Cara terbaik sebelum terlanjur sakit parah tentunya adalah dengan tindakan preventif. Disalah satu lingkungan di paroki kami diadakan acara rutin sebulan sekali dimana diadakan kegiatan penimbangan badan dan pengukuran tensi. Yang boleh datang selain anggota lingkungan (kring) juga masyarakat yang tinggal disekitarnya. Sambil menunggu acara timbang badan, baik balita sampai dewasa, diadakan penyuluhan kesehatan. Pesan apa saja disampaikan disini, terutama tentang pola hidup sehat dan berbagai info penyakit masa kini, terutama di perkotaan. Awalnya yang datang hanya anggota lingkungan, tapi lama kelamaan tetangga kiri-kanan juga ikut hadir. Setelah berjalan beberapa waktu, hasilnya mulai terasa.

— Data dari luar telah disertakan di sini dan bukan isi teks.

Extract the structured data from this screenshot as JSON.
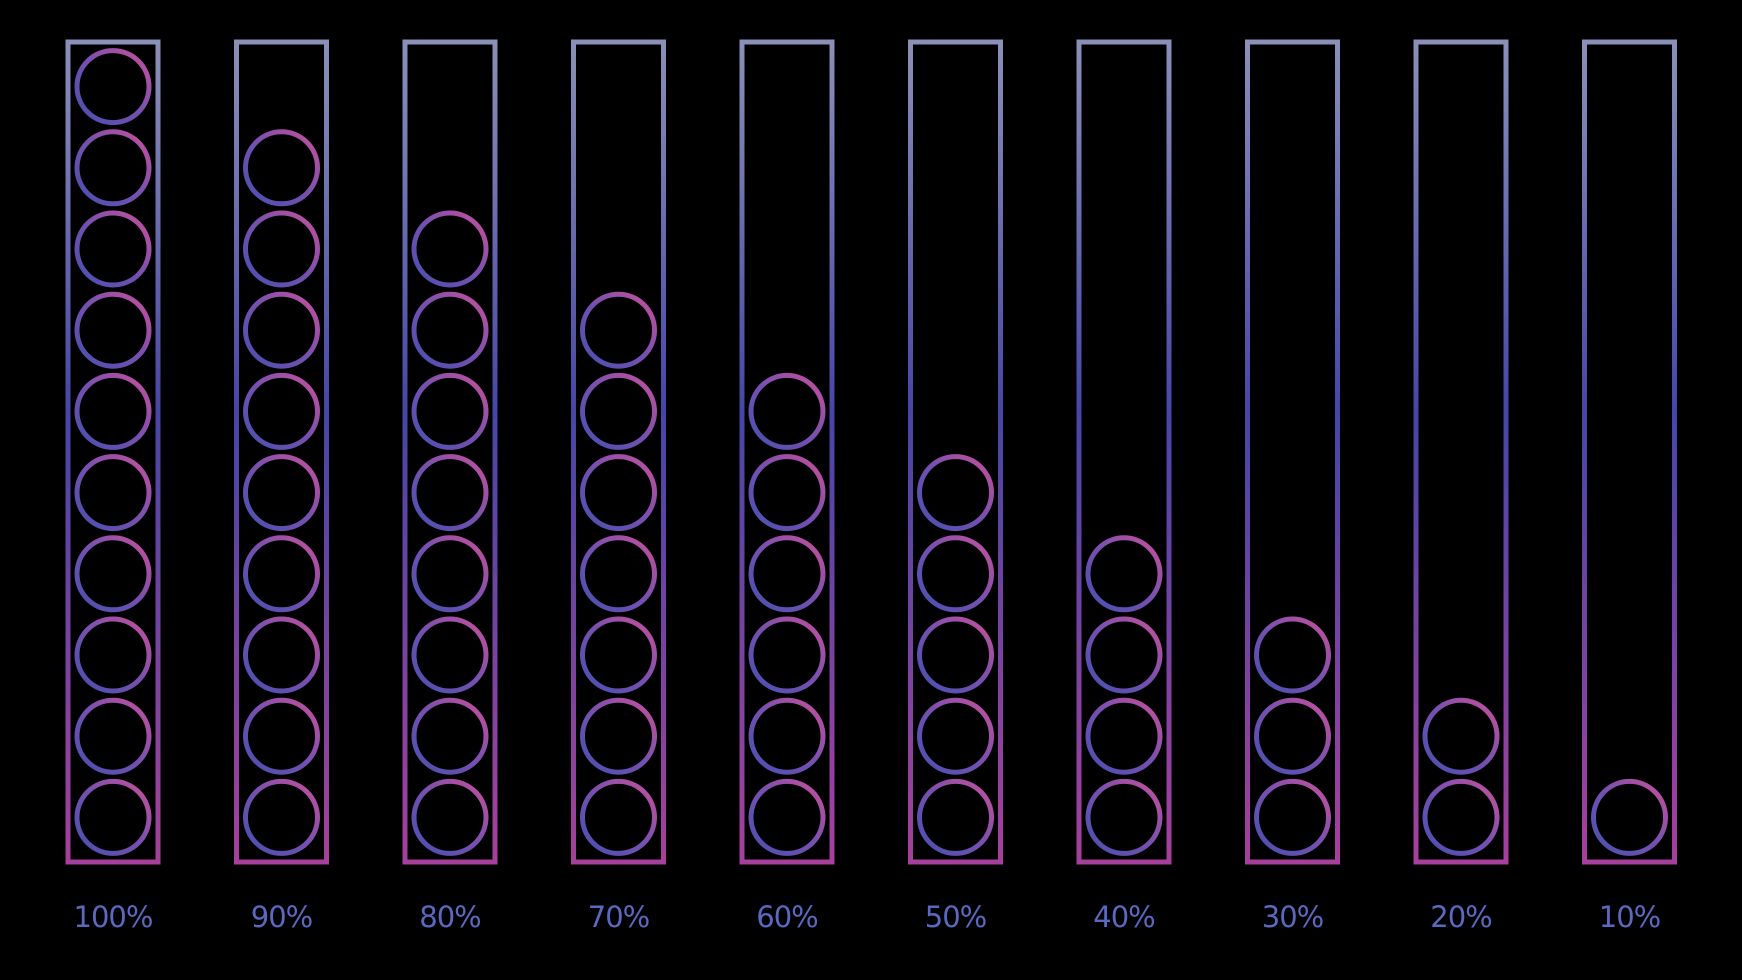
{
  "chart_data": {
    "type": "pictograph",
    "categories": [
      null,
      null,
      null,
      null,
      null,
      null,
      null,
      null,
      null,
      null
    ],
    "values": [
      100,
      90,
      80,
      70,
      60,
      50,
      40,
      30,
      20,
      10
    ],
    "value_labels": [
      "100%",
      "90%",
      "80%",
      "70%",
      "60%",
      "50%",
      "40%",
      "30%",
      "20%",
      "10%"
    ],
    "ylim": [
      0,
      100
    ]
  }
}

Selain kesehatan diri terpelihara, para lansia juga menjaga pola makan, yang mudapun berhati-hati dalam menjaga jam kerjanya, kegiatan ini mengakrabkan anggota rukun tetangga dan rukun warga disekitarnya. Mereka keluar rumah sebulan sekali bukan lagi untuk menimbang badan saja, tapi juga bersilaturahmi. Walhasil badan sehat, lingkungan sehat, tetanggapun akrab.

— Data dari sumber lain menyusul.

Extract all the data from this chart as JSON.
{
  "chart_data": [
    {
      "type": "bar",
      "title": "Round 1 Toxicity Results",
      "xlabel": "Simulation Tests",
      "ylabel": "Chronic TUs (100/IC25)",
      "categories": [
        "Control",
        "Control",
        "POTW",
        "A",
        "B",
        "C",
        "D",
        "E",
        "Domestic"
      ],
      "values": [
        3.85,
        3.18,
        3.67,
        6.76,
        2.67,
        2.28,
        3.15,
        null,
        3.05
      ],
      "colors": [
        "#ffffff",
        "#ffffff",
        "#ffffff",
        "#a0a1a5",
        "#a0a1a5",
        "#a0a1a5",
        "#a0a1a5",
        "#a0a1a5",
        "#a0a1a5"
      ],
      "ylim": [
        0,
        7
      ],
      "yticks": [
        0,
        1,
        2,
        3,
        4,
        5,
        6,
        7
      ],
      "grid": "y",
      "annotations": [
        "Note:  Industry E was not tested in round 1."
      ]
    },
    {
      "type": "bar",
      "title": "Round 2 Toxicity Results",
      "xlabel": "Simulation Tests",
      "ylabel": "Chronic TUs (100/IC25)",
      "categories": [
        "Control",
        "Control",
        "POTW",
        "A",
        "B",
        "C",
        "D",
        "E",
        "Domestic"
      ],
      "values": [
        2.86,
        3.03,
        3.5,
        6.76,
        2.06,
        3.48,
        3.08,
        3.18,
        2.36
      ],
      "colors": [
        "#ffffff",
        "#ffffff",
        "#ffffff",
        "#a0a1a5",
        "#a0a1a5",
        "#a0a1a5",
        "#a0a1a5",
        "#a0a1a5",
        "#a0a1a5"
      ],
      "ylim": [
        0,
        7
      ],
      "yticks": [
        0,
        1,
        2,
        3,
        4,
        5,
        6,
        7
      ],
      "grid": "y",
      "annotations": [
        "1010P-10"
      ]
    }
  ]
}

Inilah justru penyakit yang harus diperangi bersama. Penyakit yang membuat kita menjadi individualis, memikirkan diri sendiri dan tidak perduli komunitas disekitarnya. Sibuk dengan ‘kalangan sendiri’. Repotnya lagi, jenis seperti ini paling sulit disadarkan bahwa mereka itu ‘sakit’ dan menyakiti masyarakat dengan menularkan virus ‘eksklusivisme’ – menjadi pribadi tak tersentuh di menara gadingnya. Sekali lagi menyadarkan orang sakit itu memang sulit, apalagi kalau yang menyadarkan sendiri ‘gak nyadar’ kalau dia juga sakit
Dibutuhkan kerendahan hati dan keterbukaan serta kesetiaan untuk senantiasa mengukur setiap hari dan setiap saat, apakah parameter ‘sehat’ dan ‘bersih’ masih dalam batas normal. Kita perlu juga mawas diri bahwa kitapun perlu mendengarkan saran orang lain yang mengingatkan bahwa kita menderita ‘sakit’ – bisa sakit jasmani maupun sakit rohani yang bisa menulari sekitar kita bahkan komunitas kita. Marilah kita manfaatkan masa puasa ini untuk memeriksa kesehatan batin kita dan berani mengakui bahwa ada bagian-bagian tertentu yang sebenarnya kita sembunyikan. Kita tidak ingin orang lain tahu bahwa kita sakit. Tapi Tuhan ingin kita terbuka dan mengakui bahwa kita sakit, kita tidak sempurna. Untuk itu kita mau datang dengan kerendahan hati serta mohon kemurahanNya untuk menyembuhkan kita dengan menjawab ” Ya Tuhan, saya tidak pantas Tuhan datang pada saya, Tapi bersabdalah saja maka saya PASTI sembuh!”
==============================================================================================
Bacaan Injil Luk 5:27-32
“Kemudian, ketika Yesus pergi ke luar, Ia melihat seorang pemungut cukai, yang bernama Lewi, sedang duduk di rumah cukai. Yesus berkata kepadanya: “Ikutlah Aku!” Maka berdirilah Lewi dan meninggalkan segala sesuatu, lalu mengikut Dia. Dan Lewi mengadakan suatu perjamuan besar untuk Dia di rumahnya dan sejumlah besar pemungut cukai dan orang-orang lain turut makan bersama-sama dengan Dia. Orang-orang Farisi dan ahli-ahli Taurat bersungut-sungut kepada murid-murid Yesus, katanya: “Mengapa kamu makan dan minum bersama-sama dengan pemungut cukai dan orang berdosa?” Lalu jawab Yesus kepada mereka, kata-Nya: “Bukan orang sehat yang memerlukan tabib, tetapi orang sakit; Aku datang bukan untuk memanggil orang benar, tetapi orang berdosa, supaya mereka bertobat.”